Bij een eenzijdig auto-ongeluk is een auto met zes inzettenden in een slip geraakt, tegen de vangrail gekomen en over de kop geslagen. De verzoekster heeft daardoor ernstig letsel opgelopen. De WAM-verzekeraar van de auto heeft aansprakelijkheid voor de gevolgen van het ongeval erkend, maar stelt dat er sprake is van eigen schuld, omdat zij geen gordel droeg. Verzoekster vindt dat 100% van de schade moet worden vergoed. Wat vindt de rechtbank?
De verzekeraar stelt in deze zaak dat wanneer de inzittende van de auto een gordel had gedragen zij in het voertuig was gebleven en niet veel schade zou hebben gehad. Zij wijzen hierbij naar de andere inzittenden die maar gering letsel hebben opgelopen. Zij stellen dan ook de causale verdeling tussen de fout van de bestuurder en de fout van het slachtoffer op 50%-50%. De rechtbank is het niet eens met de verzekeraar. De rechtbank is van mening dat de schade is ontstaan als gevolg van de fouten die de bestuurder heeft gemaakt.
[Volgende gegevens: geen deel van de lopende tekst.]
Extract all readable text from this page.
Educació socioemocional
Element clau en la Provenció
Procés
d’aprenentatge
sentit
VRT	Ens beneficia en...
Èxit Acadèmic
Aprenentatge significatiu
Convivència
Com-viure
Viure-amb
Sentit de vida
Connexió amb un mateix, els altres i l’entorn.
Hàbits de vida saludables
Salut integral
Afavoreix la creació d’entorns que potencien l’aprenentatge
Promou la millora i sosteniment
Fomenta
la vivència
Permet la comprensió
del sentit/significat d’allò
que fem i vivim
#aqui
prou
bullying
Zonder die fouten (het veel te hard rijden met een zachte achterband in een iets te zwaar beladen auto) was er zeer waarschijnlijk geen ongeval geweest en had de fout van het slachtoffer (het niet dragen van de gordel) niet tot schade geleid. Hierdoor is de causale bijdrage van de fouten van de bestuurder aan het ontstaan van de schade groter dan de fouten van het slachtoffer. Dit brengt met zich mee dat er geen aanleiding is om af te wijken van het door de jurisprudentie algemeen aanvaarde uitgangspunt dat het niet dragen van een gordel moet leiden tot een causale verdeling van 75%-25%.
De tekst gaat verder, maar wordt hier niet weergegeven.